Ces deux propositions renferment les conséquences proprement mécaniques de l’écrit d’Archimède ; les théorèmes qui les suivent et où l’illustre Syracusain détermine les contres de gravité de diverses aires sont dignes des méditations du géomètre, qui en admire l’élégance et l’ingéniosité, et de l’algébriste, qui y découvre les premières intégrations qui aient été faites ; mais ils n’offrent au mécanicien aucun nouvel éclaircissement sur les questions qui le préoccupent.

Archimède est donc parvenu, en étudiant l’équilibre des graves, au même point qu’Aristote ; mais il y est parvenu par une voie entièrement différente. Il n’a pas tiré ses principes des lois générales du mouvement ; il a fait reposer l’édifice de sa théorie sur quelques lois simples et certaines relatives à l’équilibre. Il a ainsi fait de la science de l’équilibre une science autonome, qui ne doit rien aux autres branches de la Physique ; il a constitué la Statique.

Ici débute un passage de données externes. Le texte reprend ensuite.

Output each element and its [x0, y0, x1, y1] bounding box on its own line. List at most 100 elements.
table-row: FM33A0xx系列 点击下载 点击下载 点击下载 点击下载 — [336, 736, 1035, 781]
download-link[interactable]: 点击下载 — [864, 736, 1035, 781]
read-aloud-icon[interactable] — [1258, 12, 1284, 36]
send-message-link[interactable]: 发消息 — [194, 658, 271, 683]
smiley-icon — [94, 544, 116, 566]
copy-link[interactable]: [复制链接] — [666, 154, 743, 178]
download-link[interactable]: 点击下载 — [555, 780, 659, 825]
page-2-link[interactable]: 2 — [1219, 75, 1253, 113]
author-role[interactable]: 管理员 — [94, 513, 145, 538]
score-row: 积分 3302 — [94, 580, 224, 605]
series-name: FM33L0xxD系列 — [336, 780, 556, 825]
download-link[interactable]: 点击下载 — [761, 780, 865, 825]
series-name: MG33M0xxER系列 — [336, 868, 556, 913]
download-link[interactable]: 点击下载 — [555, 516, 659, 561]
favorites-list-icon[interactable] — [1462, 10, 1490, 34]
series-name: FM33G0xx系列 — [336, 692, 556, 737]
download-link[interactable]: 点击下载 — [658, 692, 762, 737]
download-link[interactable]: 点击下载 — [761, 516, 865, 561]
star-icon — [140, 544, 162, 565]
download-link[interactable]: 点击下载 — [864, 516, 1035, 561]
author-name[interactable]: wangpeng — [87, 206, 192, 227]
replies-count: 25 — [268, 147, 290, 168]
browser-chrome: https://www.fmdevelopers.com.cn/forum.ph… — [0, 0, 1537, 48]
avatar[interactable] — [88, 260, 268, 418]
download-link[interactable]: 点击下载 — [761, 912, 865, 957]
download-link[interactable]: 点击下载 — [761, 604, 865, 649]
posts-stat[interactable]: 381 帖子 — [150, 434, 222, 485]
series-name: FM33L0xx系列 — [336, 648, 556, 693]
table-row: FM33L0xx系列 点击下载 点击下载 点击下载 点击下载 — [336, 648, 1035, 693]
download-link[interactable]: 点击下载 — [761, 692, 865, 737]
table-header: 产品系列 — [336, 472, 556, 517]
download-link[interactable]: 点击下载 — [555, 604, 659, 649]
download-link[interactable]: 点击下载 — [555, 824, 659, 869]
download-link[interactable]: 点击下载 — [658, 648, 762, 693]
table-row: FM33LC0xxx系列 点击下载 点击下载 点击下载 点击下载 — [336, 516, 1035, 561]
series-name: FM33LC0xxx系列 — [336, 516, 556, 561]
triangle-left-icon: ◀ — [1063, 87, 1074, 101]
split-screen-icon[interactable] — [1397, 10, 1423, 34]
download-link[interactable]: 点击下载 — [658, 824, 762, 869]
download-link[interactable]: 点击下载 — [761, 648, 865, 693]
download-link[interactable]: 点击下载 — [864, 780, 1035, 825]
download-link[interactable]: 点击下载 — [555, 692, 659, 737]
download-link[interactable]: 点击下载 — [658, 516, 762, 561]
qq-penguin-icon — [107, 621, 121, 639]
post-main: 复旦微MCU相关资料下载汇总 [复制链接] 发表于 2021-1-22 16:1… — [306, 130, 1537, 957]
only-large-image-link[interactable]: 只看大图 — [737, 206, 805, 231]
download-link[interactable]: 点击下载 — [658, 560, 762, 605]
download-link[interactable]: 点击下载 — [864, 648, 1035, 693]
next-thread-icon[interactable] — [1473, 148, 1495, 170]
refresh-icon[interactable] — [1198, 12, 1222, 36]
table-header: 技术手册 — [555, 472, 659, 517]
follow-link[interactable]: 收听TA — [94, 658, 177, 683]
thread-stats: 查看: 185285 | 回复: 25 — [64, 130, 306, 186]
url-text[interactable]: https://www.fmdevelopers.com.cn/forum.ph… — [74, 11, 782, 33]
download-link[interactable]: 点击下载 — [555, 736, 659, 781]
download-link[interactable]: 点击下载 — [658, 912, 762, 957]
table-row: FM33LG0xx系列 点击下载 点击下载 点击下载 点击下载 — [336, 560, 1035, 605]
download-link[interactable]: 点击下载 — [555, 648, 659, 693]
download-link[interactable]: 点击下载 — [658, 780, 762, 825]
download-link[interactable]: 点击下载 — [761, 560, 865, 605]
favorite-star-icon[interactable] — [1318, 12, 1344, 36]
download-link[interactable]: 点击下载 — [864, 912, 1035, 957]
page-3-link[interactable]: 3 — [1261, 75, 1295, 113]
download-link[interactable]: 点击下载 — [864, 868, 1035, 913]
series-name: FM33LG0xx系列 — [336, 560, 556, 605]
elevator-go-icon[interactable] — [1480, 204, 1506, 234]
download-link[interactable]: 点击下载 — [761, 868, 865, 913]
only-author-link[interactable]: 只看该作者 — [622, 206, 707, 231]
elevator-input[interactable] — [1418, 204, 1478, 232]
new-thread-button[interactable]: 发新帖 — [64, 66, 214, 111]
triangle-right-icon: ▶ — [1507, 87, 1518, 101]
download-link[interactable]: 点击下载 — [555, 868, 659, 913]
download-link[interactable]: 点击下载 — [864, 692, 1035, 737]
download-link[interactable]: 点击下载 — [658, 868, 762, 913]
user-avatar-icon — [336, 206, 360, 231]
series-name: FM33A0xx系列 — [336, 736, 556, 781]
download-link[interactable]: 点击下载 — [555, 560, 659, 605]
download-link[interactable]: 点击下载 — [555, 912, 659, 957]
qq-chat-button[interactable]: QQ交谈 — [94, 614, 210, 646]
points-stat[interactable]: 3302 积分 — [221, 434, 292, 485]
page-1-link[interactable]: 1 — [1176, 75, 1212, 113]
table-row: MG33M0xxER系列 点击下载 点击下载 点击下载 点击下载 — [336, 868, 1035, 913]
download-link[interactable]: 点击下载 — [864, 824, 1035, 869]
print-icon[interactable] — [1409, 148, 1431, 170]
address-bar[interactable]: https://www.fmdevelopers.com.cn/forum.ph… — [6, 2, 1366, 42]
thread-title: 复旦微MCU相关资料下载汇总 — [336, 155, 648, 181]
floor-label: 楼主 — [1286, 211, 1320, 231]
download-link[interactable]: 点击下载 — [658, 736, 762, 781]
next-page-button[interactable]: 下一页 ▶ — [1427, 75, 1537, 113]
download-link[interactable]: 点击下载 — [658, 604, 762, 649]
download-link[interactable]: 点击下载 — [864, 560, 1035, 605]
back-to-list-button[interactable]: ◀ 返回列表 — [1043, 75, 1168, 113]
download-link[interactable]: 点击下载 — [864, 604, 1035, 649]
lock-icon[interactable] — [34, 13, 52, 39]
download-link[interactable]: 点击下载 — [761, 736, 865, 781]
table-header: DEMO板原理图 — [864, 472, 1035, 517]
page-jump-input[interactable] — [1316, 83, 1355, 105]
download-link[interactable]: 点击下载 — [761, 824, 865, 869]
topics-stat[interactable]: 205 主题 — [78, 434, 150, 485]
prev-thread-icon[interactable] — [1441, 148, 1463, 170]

Par là, il a assuré à sa doctrine une parfaite clarté et une extrême rigueur ; mais, il faut bien le reconnaître, cette clarté et cette rigueur ont été achetées aux dépens de la généralité et de la fécondité. Les lois qui régissent l’équilibre de deux graves suspendus aux bras d’un levier ont été tirées d’hypothèses spéciales à ce problème ; lorsque le mécanicien aura à traiter un autre problème d’équilibre, distinct de celui-là, il lui faudra invoquer de nouvelles hypothèses, hétérogènes aux premières, et l’analyse des premières hypothèses ne lui donnera aucune indication qui le puisse guider dans le choix des secondes. Ainsi, lorsqu’Archimède voudra étudier l’équilibre des corps flottants, il devra recourir à des principes sans analogie avec les demandes qu’il a formulées au début du Traité Ἐπιπέδων ἰσορροπικῶν.